By Daniel Wallis
HAVANA (Reuters) - A prominent opposition blogger in Cuba said her husband was freed by the authorities overnight but several dissidents were still in custody on Wednesday, a day after they were arrested in a move that drew condemnation from the United States.
The detentions in the Cuban capital were the most significant crackdown on the opposition on the communist-led island since Havana and Washington agreed on Dec. 17 to restore diplomatic ties and end more than 50 years of hostility.
Yoani Sanchez, who said her husband Reinaldo Escobar had been taken away in handcuffs along with another activist, said Escobar returned home overnight.
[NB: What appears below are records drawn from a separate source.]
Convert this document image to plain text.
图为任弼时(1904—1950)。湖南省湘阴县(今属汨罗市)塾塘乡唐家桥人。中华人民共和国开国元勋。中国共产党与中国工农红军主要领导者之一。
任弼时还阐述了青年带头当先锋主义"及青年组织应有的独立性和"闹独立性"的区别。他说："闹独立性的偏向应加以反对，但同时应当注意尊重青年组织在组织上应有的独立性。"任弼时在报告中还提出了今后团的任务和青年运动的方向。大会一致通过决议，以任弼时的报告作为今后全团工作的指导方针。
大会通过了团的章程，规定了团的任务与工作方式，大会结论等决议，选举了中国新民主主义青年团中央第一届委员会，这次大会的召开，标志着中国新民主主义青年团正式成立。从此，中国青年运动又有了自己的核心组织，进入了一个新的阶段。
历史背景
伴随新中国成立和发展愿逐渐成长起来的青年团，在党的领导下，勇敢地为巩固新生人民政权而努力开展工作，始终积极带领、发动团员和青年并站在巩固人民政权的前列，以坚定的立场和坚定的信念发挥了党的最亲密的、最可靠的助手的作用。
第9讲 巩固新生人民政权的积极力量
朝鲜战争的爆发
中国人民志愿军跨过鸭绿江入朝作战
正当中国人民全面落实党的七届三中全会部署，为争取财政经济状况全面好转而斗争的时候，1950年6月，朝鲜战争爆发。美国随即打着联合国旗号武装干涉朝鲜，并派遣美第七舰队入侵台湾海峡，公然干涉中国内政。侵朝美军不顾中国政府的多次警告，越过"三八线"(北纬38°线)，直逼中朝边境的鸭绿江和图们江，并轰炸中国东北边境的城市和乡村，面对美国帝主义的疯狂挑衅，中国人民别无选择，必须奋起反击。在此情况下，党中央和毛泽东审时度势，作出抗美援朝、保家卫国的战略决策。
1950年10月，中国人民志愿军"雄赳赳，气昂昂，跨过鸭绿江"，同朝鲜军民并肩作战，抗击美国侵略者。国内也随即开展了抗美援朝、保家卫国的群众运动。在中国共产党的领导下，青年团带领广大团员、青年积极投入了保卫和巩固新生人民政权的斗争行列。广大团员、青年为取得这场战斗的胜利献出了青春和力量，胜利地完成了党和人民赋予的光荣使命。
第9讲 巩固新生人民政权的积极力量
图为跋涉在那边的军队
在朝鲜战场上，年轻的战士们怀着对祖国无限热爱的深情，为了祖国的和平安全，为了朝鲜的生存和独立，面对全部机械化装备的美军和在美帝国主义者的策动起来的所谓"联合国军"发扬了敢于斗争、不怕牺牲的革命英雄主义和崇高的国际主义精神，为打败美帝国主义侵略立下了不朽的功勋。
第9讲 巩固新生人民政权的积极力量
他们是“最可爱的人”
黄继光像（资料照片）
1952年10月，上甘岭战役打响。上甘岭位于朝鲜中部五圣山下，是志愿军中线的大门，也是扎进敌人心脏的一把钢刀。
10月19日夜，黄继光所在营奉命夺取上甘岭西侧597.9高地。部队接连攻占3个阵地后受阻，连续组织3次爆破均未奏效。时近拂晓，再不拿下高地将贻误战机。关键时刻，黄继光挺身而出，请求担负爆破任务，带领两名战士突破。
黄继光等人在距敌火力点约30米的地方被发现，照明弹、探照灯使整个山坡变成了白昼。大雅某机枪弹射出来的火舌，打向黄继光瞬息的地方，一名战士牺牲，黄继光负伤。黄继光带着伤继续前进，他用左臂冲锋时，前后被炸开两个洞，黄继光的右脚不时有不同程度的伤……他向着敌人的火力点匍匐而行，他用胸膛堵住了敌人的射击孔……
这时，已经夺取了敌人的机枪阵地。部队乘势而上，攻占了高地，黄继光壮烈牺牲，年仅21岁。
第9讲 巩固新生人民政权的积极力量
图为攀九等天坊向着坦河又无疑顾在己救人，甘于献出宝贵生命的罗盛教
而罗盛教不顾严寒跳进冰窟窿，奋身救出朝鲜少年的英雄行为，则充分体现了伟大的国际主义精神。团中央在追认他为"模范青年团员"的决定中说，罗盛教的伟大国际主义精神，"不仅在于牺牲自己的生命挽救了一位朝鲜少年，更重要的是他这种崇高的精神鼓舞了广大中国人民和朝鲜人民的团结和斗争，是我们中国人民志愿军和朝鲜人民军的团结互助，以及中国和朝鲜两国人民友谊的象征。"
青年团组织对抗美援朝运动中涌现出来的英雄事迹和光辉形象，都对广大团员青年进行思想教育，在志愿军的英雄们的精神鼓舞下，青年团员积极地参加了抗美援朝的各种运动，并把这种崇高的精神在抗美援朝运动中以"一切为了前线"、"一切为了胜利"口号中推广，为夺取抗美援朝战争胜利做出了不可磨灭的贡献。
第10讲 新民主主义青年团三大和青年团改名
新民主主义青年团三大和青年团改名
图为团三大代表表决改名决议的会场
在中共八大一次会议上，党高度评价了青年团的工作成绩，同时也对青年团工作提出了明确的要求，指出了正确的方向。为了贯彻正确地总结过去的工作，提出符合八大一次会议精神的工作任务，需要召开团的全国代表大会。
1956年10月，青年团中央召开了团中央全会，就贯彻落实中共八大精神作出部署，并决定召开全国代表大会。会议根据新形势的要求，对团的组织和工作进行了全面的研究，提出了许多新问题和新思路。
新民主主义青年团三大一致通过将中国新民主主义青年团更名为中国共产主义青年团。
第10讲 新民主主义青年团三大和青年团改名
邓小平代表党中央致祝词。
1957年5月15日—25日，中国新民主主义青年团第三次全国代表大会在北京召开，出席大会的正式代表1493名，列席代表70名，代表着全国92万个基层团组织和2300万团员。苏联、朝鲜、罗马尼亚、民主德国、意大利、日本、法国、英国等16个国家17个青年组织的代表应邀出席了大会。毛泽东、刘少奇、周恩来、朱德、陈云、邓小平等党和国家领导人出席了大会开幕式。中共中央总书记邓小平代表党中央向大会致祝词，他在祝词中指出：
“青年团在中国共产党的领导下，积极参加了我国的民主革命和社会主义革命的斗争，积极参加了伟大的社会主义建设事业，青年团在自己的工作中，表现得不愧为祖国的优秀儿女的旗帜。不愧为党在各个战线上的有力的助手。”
She thanked well-wishers for their support but said several dissidents were still held.
"It's Dec. 31 and there are families which cannot celebrate together," Sanchez wrote on Twitter. "We continue to protest on behalf of those who are still in detention."
About 12 activists were taken away by police officers, while others were instructed not to leave their homes, said Elizardo Sanchez, the leader of a dissident human rights commission that monitors such detentions.
Tuesday's action by the authorities came ahead of a planned open-microphone event in the capital's Revolution Square, at which activists were going to speak about their vision for Cuba.
The organizer of the event, which flopped after the detentions when only a handful of people showed up, was performance artist Tania Bruguera. She had vowed to go ahead with the event even after Cuban officials denied her a permit.
On Tuesday, Bruguera also went missing, and Sanchez said her husband saw her at the police station where he was held. That could not immediately be confirmed by Reuters.
Cuba's government had denounced the plans for the open-microphone event as "political provocation."
Responding to the first major test of U.S. President Barack Obama's policy shift toward Havana, the U.S. State Department said in a statement that it was deeply concerned by the detentions.
"We strongly condemn the Cuban government's continued harassment and repeated use of arbitrary detention, at times with violence, to silence critics, disrupt peaceful assembly and freedom expression, and intimidate citizens," it said.
Obama has said Cubans should not face harassment or arrest for expressing their views, and that Washington would continue to monitor human rights on the island.